I want to develop a Drupal site on a testing domain of mine, then once I complete it I want to transfer it to the main domain.

Could there be any major or minor complications transferring one Drupal site on a domain to another domain?

Once its up and running on the new domain, will it have any news bugs or quirks to watch out for? Or would you guys altogether advise another way?

Thanks,

Comments

slnm’s picture

I'm working on a Drupal 6 site and I've got a development domain and a production domain and I copy from development to production fairly frequently. Here's what I recommend:

1. Install core Drupal (the same version) on domains A and B.
2. Verify that Drupal works fine on the two domains.
3. Make sure that your themes and modules files are in the same directory structure in each deployment: e.g. custom themes in sites/all/themes and non-core modules in sites/all/modules and/or in sites/all/modules/custom
4. Avoid absolute URLs.
5. Do your module, theme, and database (module settings and content) on site A.
6. Install the Backup and Migrate module on the two domains: http://drupal.org/project/backup_migrate
7. To clone site A to B run backup_migrate on site A to make a snapshot of your database and make a zip file or tar ball of your custom themes and modules directories then overwrite the directories on site B from that zip or tar ball and run backup_migrate on site B to restore the database from the image you made on site A.

A few things to note:

1. Your theme on B might appear to be messed up after the transfer. Go to this URL on site B to refresh it: http://[site-B]/admin/build/themes
2. I've run into weird problems that were fixed by clearing the cache. On site B, go to http://[site-B]/admin/settings/performance and click the "Clear cached data" button.
3. Avoid mysql backup methods that put the database name into the mysqldump file. The demonstration module, for example, does this. backup_migrate creates the mysql commands that drop and recreate the tables but don't drop the database. Trust me, you don't want to drop and recreate the database or you'll likely run into problems where your settings.php file has the wrong database name or your grants on site B get all messed up because of the database drop.
4. Backup anything you care about. I.e. don't put yourself in a situation where something goes wrong (or you copy in the wrong direction and destroy your development site) and lose all of your work.
5. This recipe is for Drupal 6. I've not used Drupal 5 so I can't verify that it works on that version.

CAZephyr’s picture

We would always advise that you work in a test/dev environment first, and only go live once you have everything working to your satisfaction. That's absolutely vital when first building the site, but also highly recommended when making changes to a working site.

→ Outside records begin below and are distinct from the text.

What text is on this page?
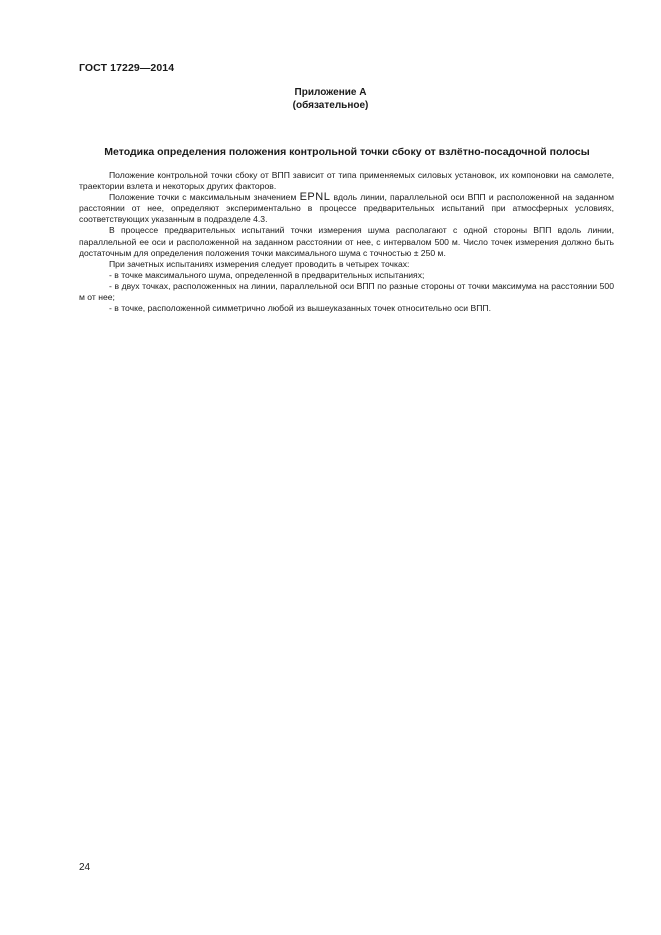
ГОСТ 17229—2014
Приложение А
(обязательное)
Методика определения положения контрольной точки сбоку от взлётно-посадочной полосы

Положение контрольной точки сбоку от ВПП зависит от типа применяемых силовых установок, их компоновки на самолете, траектории взлета и некоторых других факторов.

Положение точки с максимальным значением EPNL вдоль линии, параллельной оси ВПП и расположенной на заданном расстоянии от нее, определяют экспериментально в процессе предварительных испытаний при атмосферных условиях, соответствующих указанным в подразделе 4.3.

В процессе предварительных испытаний точки измерения шума располагают с одной стороны ВПП вдоль линии, параллельной ее оси и расположенной на заданном расстоянии от нее, с интервалом 500 м. Число точек измерения должно быть достаточным для определения положения точки максимального шума с точностью ± 250 м.

При зачетных испытаниях измерения следует проводить в четырех точках:

- в точке максимального шума, определенной в предварительных испытаниях;

- в двух точках, расположенных на линии, параллельной оси ВПП по разные стороны от точки максимума на расстоянии 500 м от нее;

- в точке, расположенной симметрично любой из вышеуказанных точек относительно оси ВПП.

24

For a reasonably complex site you would probably have to tweak the htaccess file when going from one domain to another. But there shouldn't be any major issues to worry about. If your site gets really complex there might be a few minor issues but for complex sites it's even more important that you get your testing out of the way before you go live.

Feel free to look thru the forum to see what issues people might have encountered. Chances are whatever issues you might be worried about have already been dealt with by others in the forum.

luminusxp’s picture

Sounds good. Thank you all for your help. I really appreciate it. It was also good that you gave me step by step advice, good counsel.

It was definitely something that i was unsure about. Now I feel like it will work out.